What threw me off is that we have values < 900 and they got clamped to the lowest temperature of the scale.
Of course they get clamped to the lowest / highest end of the scale if the scale is taken smaller than the full data range. Clamping the color scale to fixed range means: "I only care about change in the given range. Data outside is no different than data at the edges". It's literally the same as restricting your x or y axis to a subrange of the data with (by default) plotting outliers at the edge where they are clamped to tell the user "hey, there's more here that's not properly represented".
Which points me to an idea of a feature: separate colour for overshoots and undershoots.
Yes, having the option to give outliers specific colors (e.g. white for outliers above and black for those below) is a useful option. Not hard to implement, but doesn't exist in ggplotnim for now.
Also, the default temp gradient has lower contrast and discernibility in the lower part than the gnuplot one. It's much harder to see the diff in colour in 900-950 range than in 1000-1050. There probably needs to be a point with more saturated navy somewhere.

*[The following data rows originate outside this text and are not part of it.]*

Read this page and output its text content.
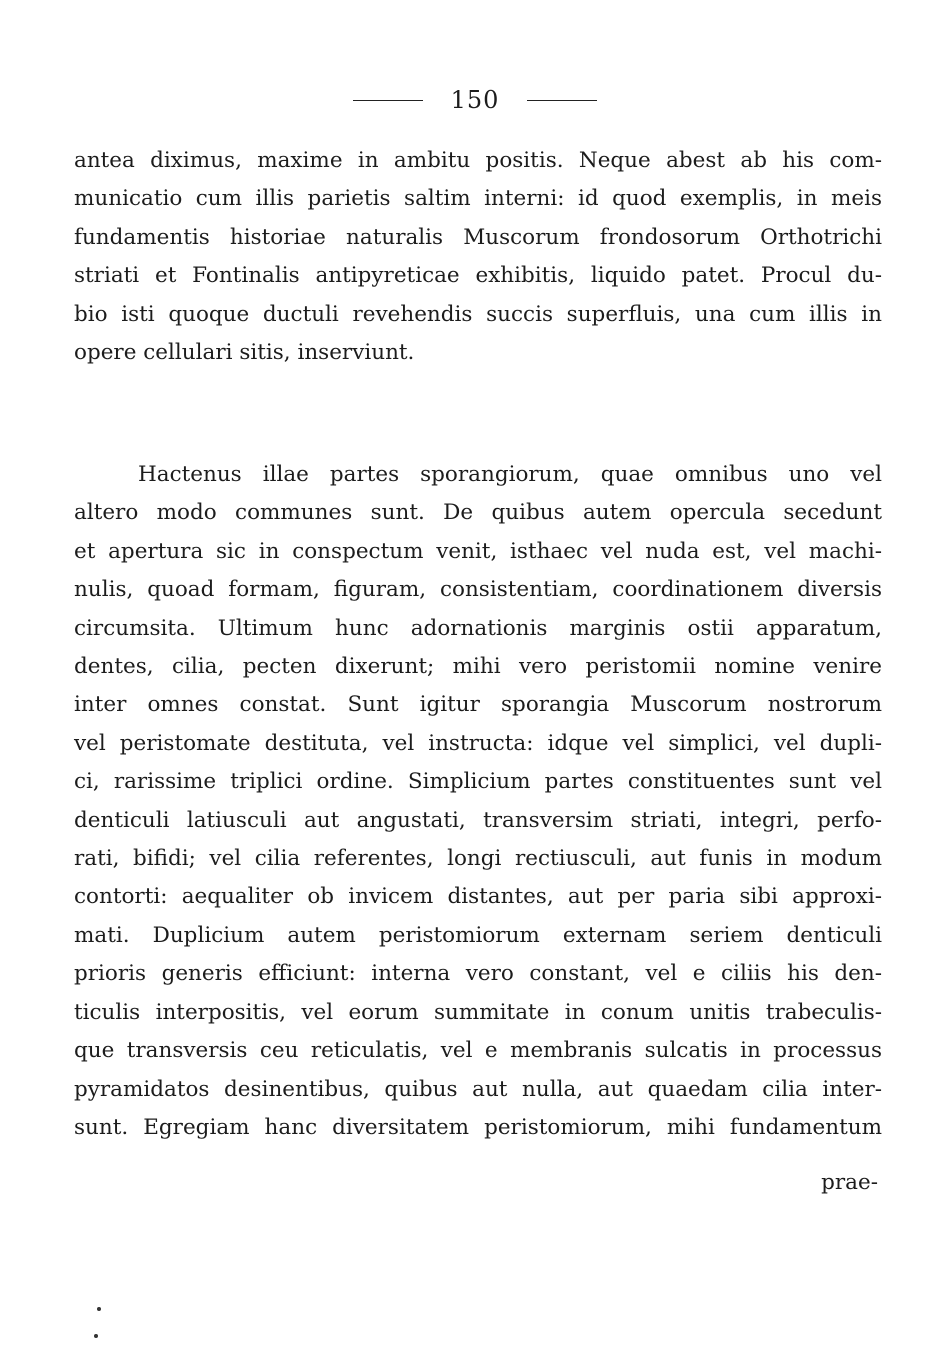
150
antea diximus, maxime in ambitu positis. Neque abest ab his com-
municatio cum illis parietis saltim interni: id quod exemplis, in meis
fundamentis historiae naturalis Muscorum frondosorum Orthotrichi
striati et Fontinalis antipyreticae exhibitis, liquido patet. Procul du-
bio isti quoque ductuli revehendis succis superfluis, una cum illis in
opere cellulari sitis, inserviunt.
Hactenus illae partes sporangiorum, quae omnibus uno vel
altero modo communes sunt. De quibus autem opercula secedunt
et apertura sic in conspectum venit, isthaec vel nuda est, vel machi-
nulis, quoad formam, figuram, consistentiam, coordinationem diversis
circumsita. Ultimum hunc adornationis marginis ostii apparatum,
dentes, cilia, pecten dixerunt; mihi vero peristomii nomine venire
inter omnes constat. Sunt igitur sporangia Muscorum nostrorum
vel peristomate destituta, vel instructa: idque vel simplici, vel dupli-
ci, rarissime triplici ordine. Simplicium partes constituentes sunt vel
denticuli latiusculi aut angustati, transversim striati, integri, perfo-
rati, bifidi; vel cilia referentes, longi rectiusculi, aut funis in modum
contorti: aequaliter ob invicem distantes, aut per paria sibi approxi-
mati. Duplicium autem peristomiorum externam seriem denticuli
prioris generis efficiunt: interna vero constant, vel e ciliis his den-
ticulis interpositis, vel eorum summitate in conum unitis trabeculis-
que transversis ceu reticulatis, vel e membranis sulcatis in processus
pyramidatos desinentibus, quibus aut nulla, aut quaedam cilia inter-
sunt. Egregiam hanc diversitatem peristomiorum, mihi fundamentum
prae-
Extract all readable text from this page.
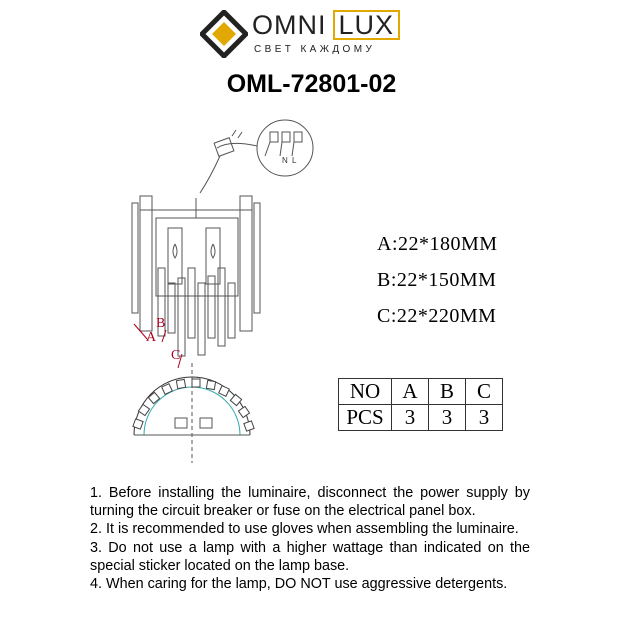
OMNI LUX
СВЕТ КАЖДОМУ
OML-72801-02
N L
A
B
C
A:22*180MM
B:22*150MM
C:22*220MM
NO	A	B	C
PCS	3	3	3

1. Before installing the luminaire, disconnect the power supply by turning the circuit breaker or fuse on the electrical panel box.

2. It is recommended to use gloves when assembling the luminaire.

3. Do not use a lamp with a higher wattage than indicated on the special sticker located on the lamp base.

4. When caring for the lamp, DO NOT use aggressive detergents.
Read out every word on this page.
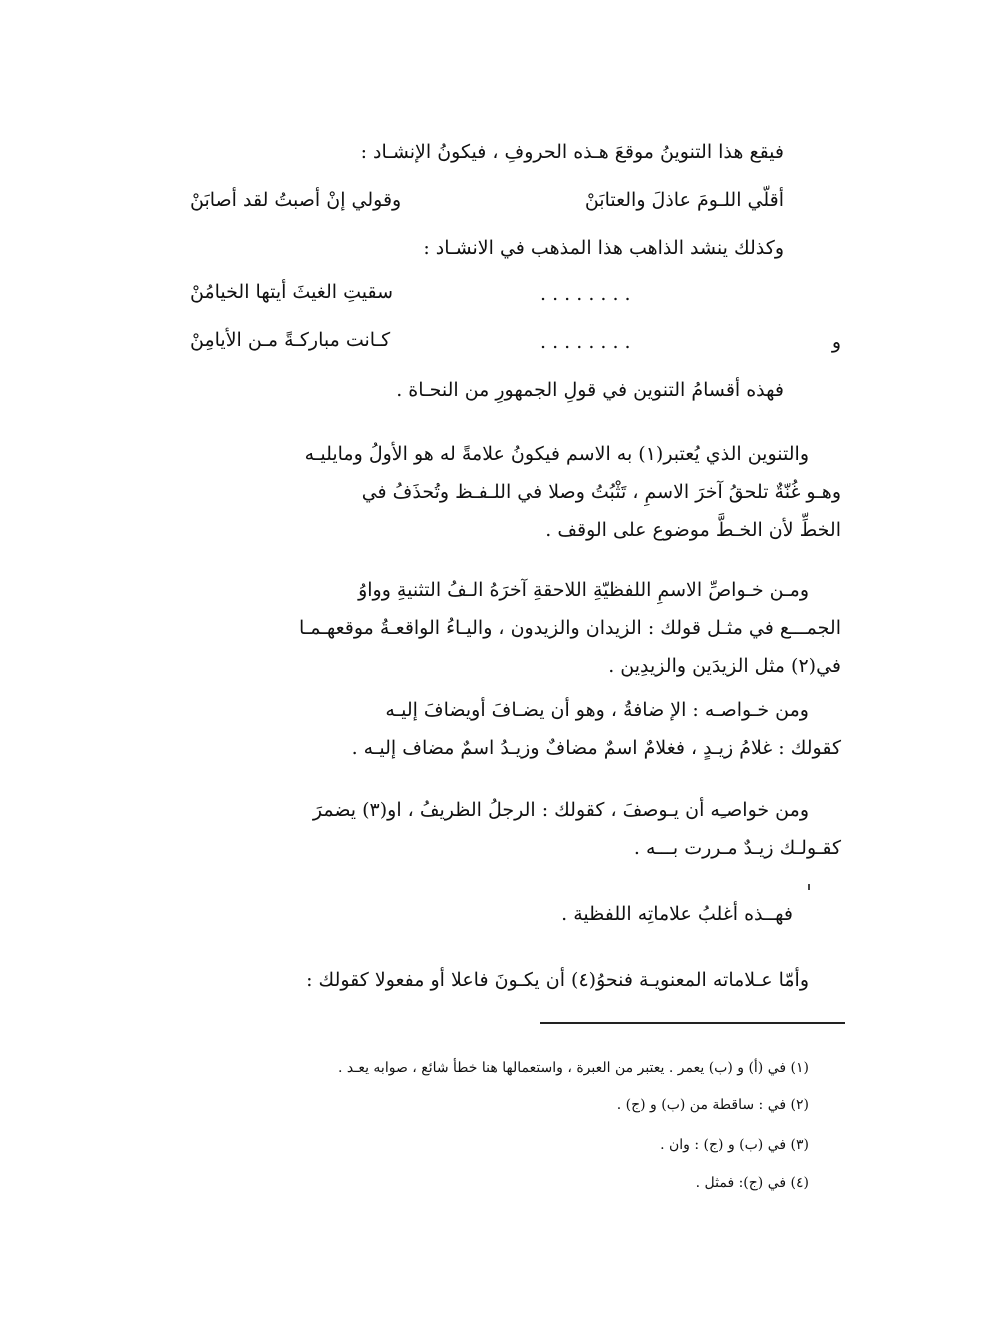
فيقع هذا التنوينُ موقعَ هـذه الحروفِ ، فيكونُ الإنشـاد :
أقلّي اللـومَ عاذلَ والعتابَنْ
وقولي إنْ أصبتُ لقد أصابَنْ
وكذلك ينشد الذاهب هذا المذهب في الانشـاد :
. . . . . . . .
سقيتِ الغيثَ أيتها الخيامُنْ
و
. . . . . . . .
كـانت مباركـةً مـن الأيامِنْ
فهذه أقسامُ التنوين في قولِ الجمهورِ من النحـاة .
والتنوين الذي يُعتبر(١) به الاسم فيكونُ علامةً له هو الأولُ ومايليـه
وهـو غُنّةٌ تلحقُ آخرَ الاسمِ ، تَثْبُتُ وصلا في اللـفـظ وتُحذَفُ في
الخطِّ لأن الخـطَّ موضوع على الوقف .
ومـن خـواصِّ الاسمِ اللفظيّةِ اللاحقةِ آخرَهُ الـفُ التثنيةِ وواوُ
الجمـــع في مثـل قولك : الزيدان والزيدون ، واليـاءُ الواقعـةُ موقعهـمـا
في(٢) مثل الزيدَين والزيدِين .
ومن خـواصـه : الإ ضافةُ ، وهو أن يضـافَ أويضافَ إليـه
كقولك : غلامُ زيـدٍ ، فغلامٌ اسمٌ مضافٌ وزيـدُ اسمٌ مضاف إليـه .
ومن خواصـِه أن يـوصفَ ، كقولك : الرجلُ الظريفُ ، او(٣) يضمرَ
كقـولـك زيـدٌ مـررت بـــه .
فهــذه أغلبُ علاماتِه اللفظية .
وأمّا عـلاماته المعنويـة فنحوُ(٤) أن يكـونَ فاعلا أو مفعولا كقولك :
(١) في (أ) و (ب) يعمر . يعتبر من العبرة ، واستعمالها هنا خطأ شائع ، صوابه يعـد .
(٢) في : ساقطة من (ب) و (ج) .
(٣) في (ب) و (ج) : وان .
(٤) في (ج): فمثل .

That is not a bug, but a feature of the color scale! The scale you see is called Viridis and there's a lot more thought put into it than you might think:
https://www.youtube.com/watch?v=xAoljeRJ3lU
Gnuplot's color scale having a pretty stark contrast at the very low end from black to purple means it's presenting you information that is not there. Your brain sees the contrast and thinks "oh, this is interesting" when in reality there's the same amount of change as on a different part of the color scale covering the same interval. E.g. take the gnuplot plot in the top right corner. The scale there from 0 - 200 changes extremely noticeably. In comparison the range from 600 - 800 is barely visible.
There's two cases where you might not want to treat two ranges of the same width as equal.
A color scale is simply something that maps a third dimension (i.e. the z axis) to something that can be represented in 2D. Thus it is important that it does not fool you. You don't want your x axis to look like "0, 2, 8, 9, 10" either I imagine.
Hope this was informative. I simply have to often deal with people who abuse color scales for things which they are simply not designed for (or just use bad color scales and wonder why there's a "feature" in their data...).